The Court of Appeal has suspended a High Court order that had temporarily barred the government from proceeding with the planned sale of its 15 per cent stake in Safaricom PLC, clearing the way for the transaction to move forward as the legal battle continues.
In a ruling delivered on June 26, 2026, Justices Patrick Kiage, Lydia Achode and Aggrey Muchelule held that the government’s application met the legal threshold for the grant of interim relief pending the hearing of its appeal. The judges found that the intended appeal raised arguable issues and that allowing the High Court conservatory orders to remain in force could undermine the purpose of the appeal.
The High Court had earlier restrained the government from selling or transferring its Safaricom shares to the proposed buyers or any other party until a constitutional petition challenging the transaction is heard and determined.
The petition, filed by Tony Gachoka, questions the proposed divestiture on grounds including alleged lack of public participation, insufficient transparency and claims that the government’s stake had been undervalued.
In seeking to overturn the conservatory orders, the government argued that the continued suspension of the transaction posed significant financial and economic consequences.
Treasury Cabinet Secretary John Mbadi told the court that the delay had stalled a major revenue-raising initiative, disrupted implementation plans and created uncertainty in both the capital markets and among investors.
According to the government’s case, proceeds from the sale, estimated at KSh204.3 billion, together with an upfront payment of KSh40.2 billion—have been earmarked to support the National Infrastructure Fund, ease fiscal pressures, reduce debt obligations and finance key development projects.
During the hearing, Senior Counsel John Ohaga, assisted by Christopher Marwa, submitted that the transaction was highly time-sensitive and warned that prolonged uncertainty could prompt the prospective purchaser to renegotiate the price, postpone the acquisition or abandon it altogether. Counsel further argued that every day the conservatory orders remained in place translated into substantial financial losses for the public, estimating that the government was foregoing approximately KSh70 million in potential daily returns.
The application was opposed by Senior Counsel Stephen Kalonzo Musyoka, who appeared for petitioner Tony Gachoka. He argued that lifting the conservatory orders before the constitutional issues are determined could render the petition meaningless if the sale is completed before the court reaches a final decision.

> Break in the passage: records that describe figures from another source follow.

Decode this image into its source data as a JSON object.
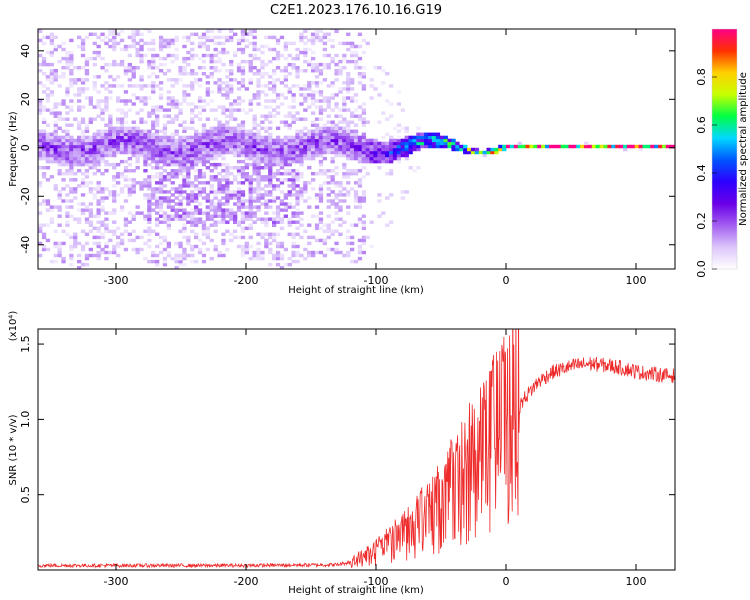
{
  "figure_title": "C2E1.2023.176.10.16.G19",
  "chart_data": [
    {
      "type": "heatmap",
      "title": "",
      "xlabel": "Height of straight line (km)",
      "ylabel": "Frequency (Hz)",
      "xlim": [
        -360,
        130
      ],
      "ylim": [
        -50,
        49
      ],
      "xticks": [
        -300,
        -200,
        -100,
        0,
        100
      ],
      "xtick_labels": [
        "-300",
        "-200",
        "-100",
        "0",
        "100"
      ],
      "yticks": [
        -40,
        -20,
        0,
        20,
        40
      ],
      "ytick_labels": [
        "-40",
        "-20",
        "0",
        "20",
        "40"
      ],
      "colorbar": {
        "label": "Normalized spectral amplitude",
        "range": [
          0,
          1
        ],
        "ticks": [
          0,
          0.2,
          0.4,
          0.6,
          0.8
        ],
        "tick_labels": [
          "0.0",
          "0.2",
          "0.4",
          "0.6",
          "0.8"
        ],
        "colormap": [
          "#ffffff",
          "#dcc6fb",
          "#a35ef0",
          "#6a00e8",
          "#2c00ff",
          "#0055ff",
          "#00d8ff",
          "#00ff44",
          "#c8ff00",
          "#ffd000",
          "#ff3000",
          "#ff0088"
        ]
      },
      "grid": false
    },
    {
      "type": "line",
      "title": "",
      "xlabel": "Height of straight line (km)",
      "ylabel": "SNR (10 * v/v)",
      "y_multiplier": "(x10⁴)",
      "xlim": [
        -360,
        130
      ],
      "ylim": [
        0,
        1.6
      ],
      "xticks": [
        -300,
        -200,
        -100,
        0,
        100
      ],
      "xtick_labels": [
        "-300",
        "-200",
        "-100",
        "0",
        "100"
      ],
      "yticks": [
        0.5,
        1.0,
        1.5
      ],
      "ytick_labels": [
        "0.5",
        "1.0",
        "1.5"
      ],
      "series": [
        {
          "color": "#ee2b2b",
          "x": [
            -360,
            -300,
            -200,
            -130,
            -115,
            -105,
            -95,
            -85,
            -75,
            -65,
            -55,
            -45,
            -35,
            -25,
            -15,
            -5,
            5,
            15,
            25,
            35,
            45,
            55,
            65,
            75,
            85,
            95,
            105,
            115,
            125,
            130
          ],
          "y": [
            0.03,
            0.03,
            0.03,
            0.035,
            0.06,
            0.09,
            0.13,
            0.18,
            0.23,
            0.29,
            0.36,
            0.45,
            0.54,
            0.63,
            0.74,
            0.88,
            1.02,
            1.15,
            1.25,
            1.31,
            1.34,
            1.36,
            1.37,
            1.36,
            1.35,
            1.33,
            1.31,
            1.3,
            1.29,
            1.29
          ]
        }
      ],
      "grid": false
    }
  ]
}
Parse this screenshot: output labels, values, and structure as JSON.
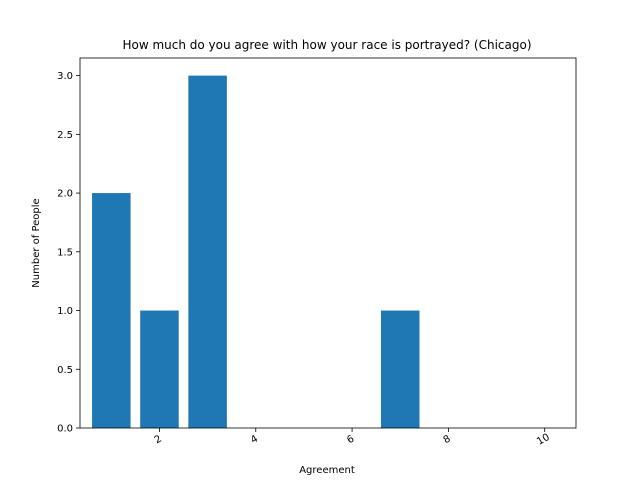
{
  "chart_data": {
    "type": "bar",
    "title": "How much do you agree with how your race is portrayed? (Chicago)",
    "xlabel": "Agreement",
    "ylabel": "Number of People",
    "x": [
      1,
      2,
      3,
      7
    ],
    "values": [
      2,
      1,
      3,
      1
    ],
    "xlim": [
      0.35,
      10.65
    ],
    "ylim": [
      0,
      3.15
    ],
    "xticks": [
      2,
      4,
      6,
      8,
      10
    ],
    "xtick_labels": [
      "2",
      "4",
      "6",
      "8",
      "10"
    ],
    "yticks": [
      0,
      0.5,
      1.0,
      1.5,
      2.0,
      2.5,
      3.0
    ],
    "ytick_labels": [
      "0.0",
      "0.5",
      "1.0",
      "1.5",
      "2.0",
      "2.5",
      "3.0"
    ],
    "bar_color": "#1f77b4",
    "grid": false,
    "legend": "none"
  }
}
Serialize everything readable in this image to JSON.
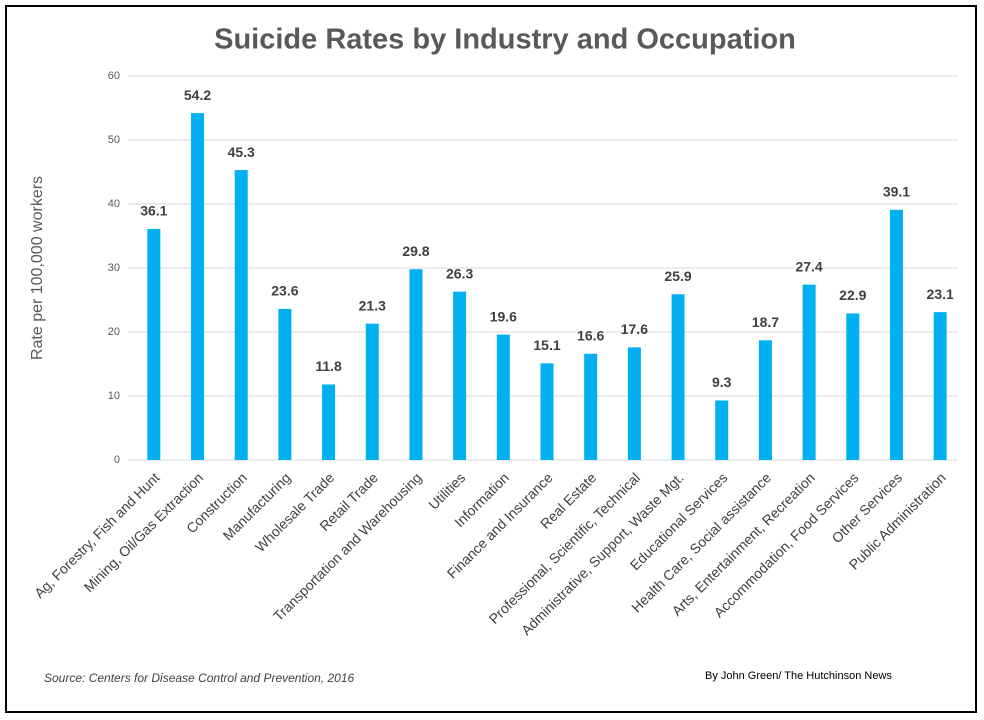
{
  "chart_data": {
    "type": "bar",
    "title": "Suicide Rates by Industry and Occupation",
    "y_label": "Rate per 100,000 workers",
    "source": "Source: Centers for Disease Control and Prevention, 2016",
    "credit": "By John Green/ The Hutchinson News",
    "categories": [
      "Ag, Forestry, Fish and Hunt",
      "Mining, Oil/Gas Extraction",
      "Construction",
      "Manufacturing",
      "Wholesale Trade",
      "Retail Trade",
      "Transportation and Warehousing",
      "Utilities",
      "Information",
      "Finance and Insurance",
      "Real Estate",
      "Professional, Scientific, Technical",
      "Administrative, Support, Waste Mgt.",
      "Educational Services",
      "Health Care, Social assistance",
      "Arts, Entertainment, Recreation",
      "Accommodation, Food Services",
      "Other Services",
      "Public Administration"
    ],
    "values": [
      36.1,
      54.2,
      45.3,
      23.6,
      11.8,
      21.3,
      29.8,
      26.3,
      19.6,
      15.1,
      16.6,
      17.6,
      25.9,
      9.3,
      18.7,
      27.4,
      22.9,
      39.1,
      23.1
    ],
    "color": "#00b0f0",
    "ylim": [
      0,
      60
    ],
    "yticks": [
      0,
      10,
      20,
      30,
      40,
      50,
      60
    ],
    "grid": true
  }
}
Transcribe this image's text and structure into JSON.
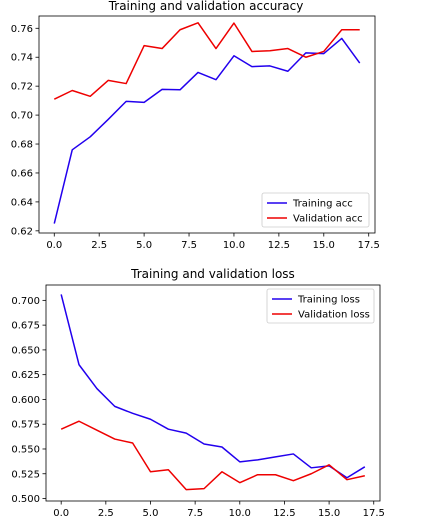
{
  "colors": {
    "training": "#2200ee",
    "validation": "#ee0000",
    "axes": "#000000",
    "legend_border": "#cccccc",
    "background": "#ffffff"
  },
  "chart_data": [
    {
      "type": "line",
      "title": "Training and validation accuracy",
      "xlabel": "",
      "ylabel": "",
      "xlim": [
        -0.85,
        17.85
      ],
      "ylim": [
        0.6185,
        0.7685
      ],
      "xticks": [
        0.0,
        2.5,
        5.0,
        7.5,
        10.0,
        12.5,
        15.0,
        17.5
      ],
      "xtick_labels": [
        "0.0",
        "2.5",
        "5.0",
        "7.5",
        "10.0",
        "12.5",
        "15.0",
        "17.5"
      ],
      "yticks": [
        0.62,
        0.64,
        0.66,
        0.68,
        0.7,
        0.72,
        0.74,
        0.76
      ],
      "ytick_labels": [
        "0.62",
        "0.64",
        "0.66",
        "0.68",
        "0.70",
        "0.72",
        "0.74",
        "0.76"
      ],
      "grid": false,
      "legend_position": "lower-right",
      "x": [
        0,
        1,
        2,
        3,
        4,
        5,
        6,
        7,
        8,
        9,
        10,
        11,
        12,
        13,
        14,
        15,
        16,
        17
      ],
      "series": [
        {
          "name": "Training acc",
          "color_key": "training",
          "values": [
            0.625,
            0.676,
            0.685,
            0.697,
            0.7095,
            0.7088,
            0.7178,
            0.7175,
            0.7295,
            0.7245,
            0.741,
            0.7335,
            0.734,
            0.7303,
            0.743,
            0.7425,
            0.753,
            0.736
          ]
        },
        {
          "name": "Validation acc",
          "color_key": "validation",
          "values": [
            0.711,
            0.717,
            0.713,
            0.724,
            0.7218,
            0.748,
            0.746,
            0.759,
            0.7638,
            0.746,
            0.7636,
            0.744,
            0.7445,
            0.746,
            0.74,
            0.744,
            0.759,
            0.759
          ]
        }
      ]
    },
    {
      "type": "line",
      "title": "Training and validation loss",
      "xlabel": "",
      "ylabel": "",
      "xlim": [
        -0.85,
        17.85
      ],
      "ylim": [
        0.4975,
        0.7155
      ],
      "xticks": [
        0.0,
        2.5,
        5.0,
        7.5,
        10.0,
        12.5,
        15.0,
        17.5
      ],
      "xtick_labels": [
        "0.0",
        "2.5",
        "5.0",
        "7.5",
        "10.0",
        "12.5",
        "15.0",
        "17.5"
      ],
      "yticks": [
        0.5,
        0.525,
        0.55,
        0.575,
        0.6,
        0.625,
        0.65,
        0.675,
        0.7
      ],
      "ytick_labels": [
        "0.500",
        "0.525",
        "0.550",
        "0.575",
        "0.600",
        "0.625",
        "0.650",
        "0.675",
        "0.700"
      ],
      "grid": false,
      "legend_position": "upper-right",
      "x": [
        0,
        1,
        2,
        3,
        4,
        5,
        6,
        7,
        8,
        9,
        10,
        11,
        12,
        13,
        14,
        15,
        16,
        17
      ],
      "series": [
        {
          "name": "Training loss",
          "color_key": "training",
          "values": [
            0.706,
            0.635,
            0.611,
            0.593,
            0.586,
            0.58,
            0.57,
            0.566,
            0.555,
            0.552,
            0.537,
            0.539,
            0.542,
            0.545,
            0.531,
            0.533,
            0.521,
            0.532
          ]
        },
        {
          "name": "Validation loss",
          "color_key": "validation",
          "values": [
            0.57,
            0.578,
            0.569,
            0.56,
            0.556,
            0.527,
            0.529,
            0.509,
            0.51,
            0.527,
            0.516,
            0.524,
            0.524,
            0.518,
            0.525,
            0.534,
            0.519,
            0.523
          ]
        }
      ]
    }
  ]
}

Musyoka maintained that once third-party rights arise from the transaction, reversing the process could become significantly more difficult.
After considering the competing arguments, the appellate judges concluded that public interest weighed in favour of granting the stay.
“We come to the conclusion that it satisfies the two limbs of arguability and nugatory, and that the public interest compelling demands that the stay sought be granted. We accordingly grant it,” the bench ruled.
The court also observed that the transaction would not necessarily become irreversible if the constitutional petitions eventually succeed, noting that Safaricom shares are publicly traded on the Nairobi Securities Exchange and remain subject to the jurisdiction of Kenyan courts.
The Court of Appeal consequently suspended the High Court conservatory orders pending the hearing and determination of the appeal, with the costs of the application to abide the outcome of the case.
The ruling allows the government to continue with the next stages of the proposed share sale, subject to any remaining statutory and regulatory approvals, while the constitutional challenge to the transaction proceeds before the High Court.